Updates on the ongoing vaccine trials come on the heels of World AIDS Day, which occurs annually on December 1. It's also the latest news to break in a calendar year filled with landmark moments in the global fight to stop the spread of HIV/AIDS: Last month, researchers at American Gene Technologies (AGT), a Maryland-based gene therapy company, claimed to have discovered a potential cure for HIV.

As NewNowNext covered extensively this spring, the world's second- and third-ever HIV-positive patients were "cured" of the virus after undergoing bone marrow transplants for unrelated cancers. While the back-to-back milestones sparked hope and discussion among HIV/AIDS activists, doctors were quick to point out that the transplants were intended as last resort options to treat deadly cancer, not HIV—and that bone marrow transplants are serious procedures with potentially "life-threatening" side effects.

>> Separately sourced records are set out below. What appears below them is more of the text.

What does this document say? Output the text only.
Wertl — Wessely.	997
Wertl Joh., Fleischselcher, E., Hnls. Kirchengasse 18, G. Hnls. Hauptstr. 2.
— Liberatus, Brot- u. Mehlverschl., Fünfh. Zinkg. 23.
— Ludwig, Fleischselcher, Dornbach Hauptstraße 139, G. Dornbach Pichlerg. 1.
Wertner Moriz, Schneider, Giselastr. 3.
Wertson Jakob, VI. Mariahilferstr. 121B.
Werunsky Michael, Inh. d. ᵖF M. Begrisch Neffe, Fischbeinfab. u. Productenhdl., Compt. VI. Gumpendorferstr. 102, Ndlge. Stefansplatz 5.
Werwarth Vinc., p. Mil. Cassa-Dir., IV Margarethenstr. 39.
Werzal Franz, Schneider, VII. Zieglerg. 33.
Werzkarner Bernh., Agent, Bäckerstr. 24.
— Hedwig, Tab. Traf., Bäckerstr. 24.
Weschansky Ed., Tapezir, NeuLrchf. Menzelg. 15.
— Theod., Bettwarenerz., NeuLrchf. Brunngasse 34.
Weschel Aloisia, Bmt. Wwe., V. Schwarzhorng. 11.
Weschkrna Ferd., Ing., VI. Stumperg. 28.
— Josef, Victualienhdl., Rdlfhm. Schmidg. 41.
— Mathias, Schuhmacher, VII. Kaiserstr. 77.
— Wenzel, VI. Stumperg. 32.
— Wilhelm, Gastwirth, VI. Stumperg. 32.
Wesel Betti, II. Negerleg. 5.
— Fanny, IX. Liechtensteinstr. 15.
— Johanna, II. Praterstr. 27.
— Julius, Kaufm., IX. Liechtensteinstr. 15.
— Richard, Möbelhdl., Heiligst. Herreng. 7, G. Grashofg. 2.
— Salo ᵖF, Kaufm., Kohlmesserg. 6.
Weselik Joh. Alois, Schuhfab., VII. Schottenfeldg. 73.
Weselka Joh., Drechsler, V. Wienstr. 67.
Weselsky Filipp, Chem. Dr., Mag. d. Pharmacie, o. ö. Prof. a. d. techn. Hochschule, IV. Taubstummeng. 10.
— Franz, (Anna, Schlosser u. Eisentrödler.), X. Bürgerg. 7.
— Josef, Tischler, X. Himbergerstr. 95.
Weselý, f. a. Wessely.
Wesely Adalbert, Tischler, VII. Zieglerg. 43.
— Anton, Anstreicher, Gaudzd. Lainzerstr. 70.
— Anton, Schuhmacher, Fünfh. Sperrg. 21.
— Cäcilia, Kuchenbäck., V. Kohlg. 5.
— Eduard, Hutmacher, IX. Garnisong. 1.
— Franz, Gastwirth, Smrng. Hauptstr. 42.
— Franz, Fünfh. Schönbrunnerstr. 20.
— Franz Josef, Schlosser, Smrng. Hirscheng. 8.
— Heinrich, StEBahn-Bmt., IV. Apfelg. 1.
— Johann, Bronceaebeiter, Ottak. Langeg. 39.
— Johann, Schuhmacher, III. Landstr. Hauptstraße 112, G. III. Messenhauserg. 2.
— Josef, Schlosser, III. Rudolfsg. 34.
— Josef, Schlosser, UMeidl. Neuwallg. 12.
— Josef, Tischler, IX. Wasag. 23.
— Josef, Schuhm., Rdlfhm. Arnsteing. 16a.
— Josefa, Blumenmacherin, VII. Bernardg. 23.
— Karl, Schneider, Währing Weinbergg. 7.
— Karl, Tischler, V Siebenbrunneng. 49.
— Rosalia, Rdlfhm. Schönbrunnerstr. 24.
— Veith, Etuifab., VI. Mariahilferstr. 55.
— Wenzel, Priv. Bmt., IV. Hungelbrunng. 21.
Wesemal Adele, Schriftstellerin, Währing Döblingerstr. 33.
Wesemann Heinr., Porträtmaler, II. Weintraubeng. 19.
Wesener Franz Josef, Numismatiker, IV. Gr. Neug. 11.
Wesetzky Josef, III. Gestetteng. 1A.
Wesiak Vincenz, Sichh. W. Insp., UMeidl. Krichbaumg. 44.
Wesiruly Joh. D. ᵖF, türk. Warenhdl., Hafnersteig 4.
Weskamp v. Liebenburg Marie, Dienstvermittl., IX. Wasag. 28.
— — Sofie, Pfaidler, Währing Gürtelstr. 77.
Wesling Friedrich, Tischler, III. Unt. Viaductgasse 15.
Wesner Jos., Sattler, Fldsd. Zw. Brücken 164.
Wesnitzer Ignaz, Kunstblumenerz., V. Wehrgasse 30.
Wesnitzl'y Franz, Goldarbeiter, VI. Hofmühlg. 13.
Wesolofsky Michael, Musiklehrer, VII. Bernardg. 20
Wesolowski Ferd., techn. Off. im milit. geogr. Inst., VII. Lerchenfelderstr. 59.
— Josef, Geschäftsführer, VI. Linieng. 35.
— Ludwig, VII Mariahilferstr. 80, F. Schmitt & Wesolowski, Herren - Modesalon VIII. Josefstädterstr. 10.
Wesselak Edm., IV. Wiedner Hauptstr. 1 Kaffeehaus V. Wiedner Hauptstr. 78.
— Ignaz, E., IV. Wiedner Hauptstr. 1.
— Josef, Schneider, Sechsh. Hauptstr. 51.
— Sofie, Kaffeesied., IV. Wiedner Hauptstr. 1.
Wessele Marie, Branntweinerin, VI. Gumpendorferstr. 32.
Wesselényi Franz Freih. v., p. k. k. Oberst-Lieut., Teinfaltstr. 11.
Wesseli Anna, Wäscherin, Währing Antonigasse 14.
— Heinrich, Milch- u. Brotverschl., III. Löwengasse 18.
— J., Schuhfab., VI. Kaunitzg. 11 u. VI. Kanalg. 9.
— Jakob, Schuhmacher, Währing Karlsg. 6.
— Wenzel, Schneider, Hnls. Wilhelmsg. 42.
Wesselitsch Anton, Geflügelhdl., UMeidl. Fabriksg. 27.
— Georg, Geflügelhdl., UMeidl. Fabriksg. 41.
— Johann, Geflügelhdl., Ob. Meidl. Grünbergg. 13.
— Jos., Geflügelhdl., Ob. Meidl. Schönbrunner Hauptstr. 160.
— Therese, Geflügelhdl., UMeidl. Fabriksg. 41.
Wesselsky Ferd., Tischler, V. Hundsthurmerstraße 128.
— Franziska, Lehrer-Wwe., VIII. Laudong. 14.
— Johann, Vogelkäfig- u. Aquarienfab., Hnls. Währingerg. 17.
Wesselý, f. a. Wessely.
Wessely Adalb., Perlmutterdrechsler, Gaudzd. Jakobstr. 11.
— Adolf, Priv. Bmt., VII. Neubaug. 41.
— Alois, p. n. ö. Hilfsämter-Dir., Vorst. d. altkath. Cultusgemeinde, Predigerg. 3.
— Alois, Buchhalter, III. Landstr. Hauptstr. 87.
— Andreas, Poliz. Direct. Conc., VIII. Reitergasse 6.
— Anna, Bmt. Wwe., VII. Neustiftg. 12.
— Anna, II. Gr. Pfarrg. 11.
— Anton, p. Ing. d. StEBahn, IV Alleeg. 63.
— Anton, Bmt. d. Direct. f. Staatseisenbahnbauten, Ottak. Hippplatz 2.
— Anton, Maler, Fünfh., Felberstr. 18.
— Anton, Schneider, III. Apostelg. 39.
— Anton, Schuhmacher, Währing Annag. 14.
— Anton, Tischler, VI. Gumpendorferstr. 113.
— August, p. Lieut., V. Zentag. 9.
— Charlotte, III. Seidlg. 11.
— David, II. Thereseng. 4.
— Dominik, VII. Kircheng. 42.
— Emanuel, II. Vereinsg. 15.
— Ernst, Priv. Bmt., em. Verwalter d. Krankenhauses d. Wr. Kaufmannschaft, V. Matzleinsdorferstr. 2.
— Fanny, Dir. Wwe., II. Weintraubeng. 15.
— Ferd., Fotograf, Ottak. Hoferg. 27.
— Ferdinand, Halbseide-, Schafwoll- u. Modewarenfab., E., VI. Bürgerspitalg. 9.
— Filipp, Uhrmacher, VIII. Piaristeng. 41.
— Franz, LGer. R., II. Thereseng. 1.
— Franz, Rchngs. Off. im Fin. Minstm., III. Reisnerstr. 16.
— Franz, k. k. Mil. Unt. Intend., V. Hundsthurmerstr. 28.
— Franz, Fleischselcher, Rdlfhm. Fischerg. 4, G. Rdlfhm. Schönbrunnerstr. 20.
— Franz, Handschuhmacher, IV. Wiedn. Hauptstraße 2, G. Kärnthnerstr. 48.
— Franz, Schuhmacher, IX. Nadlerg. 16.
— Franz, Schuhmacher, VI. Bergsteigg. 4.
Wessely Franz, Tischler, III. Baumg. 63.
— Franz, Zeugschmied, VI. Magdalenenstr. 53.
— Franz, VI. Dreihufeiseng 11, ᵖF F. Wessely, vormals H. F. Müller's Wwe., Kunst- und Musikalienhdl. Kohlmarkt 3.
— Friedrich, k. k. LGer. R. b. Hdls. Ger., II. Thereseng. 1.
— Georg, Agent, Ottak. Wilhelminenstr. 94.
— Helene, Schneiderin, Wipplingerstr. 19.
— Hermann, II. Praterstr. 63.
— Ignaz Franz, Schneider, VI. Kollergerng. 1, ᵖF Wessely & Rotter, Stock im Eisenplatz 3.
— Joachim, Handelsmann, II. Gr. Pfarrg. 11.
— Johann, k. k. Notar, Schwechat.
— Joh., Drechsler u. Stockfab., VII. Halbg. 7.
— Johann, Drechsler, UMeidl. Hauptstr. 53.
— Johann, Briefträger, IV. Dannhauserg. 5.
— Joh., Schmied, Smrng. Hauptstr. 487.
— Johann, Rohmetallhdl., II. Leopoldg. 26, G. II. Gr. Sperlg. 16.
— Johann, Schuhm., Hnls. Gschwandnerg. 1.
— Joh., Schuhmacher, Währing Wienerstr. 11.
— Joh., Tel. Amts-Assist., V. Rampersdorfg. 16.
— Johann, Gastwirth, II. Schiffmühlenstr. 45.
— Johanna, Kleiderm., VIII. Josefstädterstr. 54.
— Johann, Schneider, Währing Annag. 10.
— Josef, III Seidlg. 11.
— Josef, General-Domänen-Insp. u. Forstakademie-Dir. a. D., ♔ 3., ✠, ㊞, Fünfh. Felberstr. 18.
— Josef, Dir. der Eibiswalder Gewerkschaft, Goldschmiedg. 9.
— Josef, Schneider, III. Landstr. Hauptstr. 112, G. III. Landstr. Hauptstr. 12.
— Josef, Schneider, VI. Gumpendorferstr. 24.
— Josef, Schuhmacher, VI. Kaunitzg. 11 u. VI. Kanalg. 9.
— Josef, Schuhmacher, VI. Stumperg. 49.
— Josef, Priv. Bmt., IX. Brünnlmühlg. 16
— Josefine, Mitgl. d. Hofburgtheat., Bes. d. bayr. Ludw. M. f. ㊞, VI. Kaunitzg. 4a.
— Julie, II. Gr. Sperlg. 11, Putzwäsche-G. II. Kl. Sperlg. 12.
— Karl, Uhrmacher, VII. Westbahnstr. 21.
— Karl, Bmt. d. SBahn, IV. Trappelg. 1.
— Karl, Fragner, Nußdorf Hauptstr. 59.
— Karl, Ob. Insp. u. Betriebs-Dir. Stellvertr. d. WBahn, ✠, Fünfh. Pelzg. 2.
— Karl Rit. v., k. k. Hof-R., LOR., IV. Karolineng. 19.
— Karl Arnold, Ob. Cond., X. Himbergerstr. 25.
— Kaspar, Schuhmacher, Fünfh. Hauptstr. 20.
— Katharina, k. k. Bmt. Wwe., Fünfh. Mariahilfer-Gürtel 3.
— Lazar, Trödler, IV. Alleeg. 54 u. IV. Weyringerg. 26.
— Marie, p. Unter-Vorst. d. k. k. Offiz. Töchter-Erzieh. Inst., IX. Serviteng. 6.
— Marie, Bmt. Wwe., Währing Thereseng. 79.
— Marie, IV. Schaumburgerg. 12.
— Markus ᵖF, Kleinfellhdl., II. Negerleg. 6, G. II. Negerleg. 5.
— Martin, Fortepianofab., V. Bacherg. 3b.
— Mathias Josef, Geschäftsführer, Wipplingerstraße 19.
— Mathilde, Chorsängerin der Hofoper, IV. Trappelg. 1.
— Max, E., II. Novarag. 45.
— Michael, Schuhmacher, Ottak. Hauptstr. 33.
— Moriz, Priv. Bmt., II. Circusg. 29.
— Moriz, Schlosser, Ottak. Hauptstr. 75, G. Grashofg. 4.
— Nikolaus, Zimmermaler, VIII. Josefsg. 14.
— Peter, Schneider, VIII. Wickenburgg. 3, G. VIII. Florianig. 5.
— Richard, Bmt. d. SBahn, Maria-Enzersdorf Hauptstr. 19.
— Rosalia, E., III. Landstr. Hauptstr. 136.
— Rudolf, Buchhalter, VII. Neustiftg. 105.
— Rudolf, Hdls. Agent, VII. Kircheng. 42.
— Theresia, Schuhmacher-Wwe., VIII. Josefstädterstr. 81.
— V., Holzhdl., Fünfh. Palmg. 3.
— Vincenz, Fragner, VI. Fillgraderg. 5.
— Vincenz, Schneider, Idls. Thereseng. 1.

"I’m much more excited about the news that undetectable equals untransmittable," Josh Robbins, an outspoken HIV/AIDS advocate and writer for DatingPositives, told NewNowNext in March.

Talk of HIV "cures" aside, as public health officials noted to NBC News, tools like Pre-exposure prophylaxis (PrEP) and condoms already exist to stop the virus from spreading. It's up to people at a high risk of new infections to use them (and government agencies to make those tools accessible to vulnerable populations).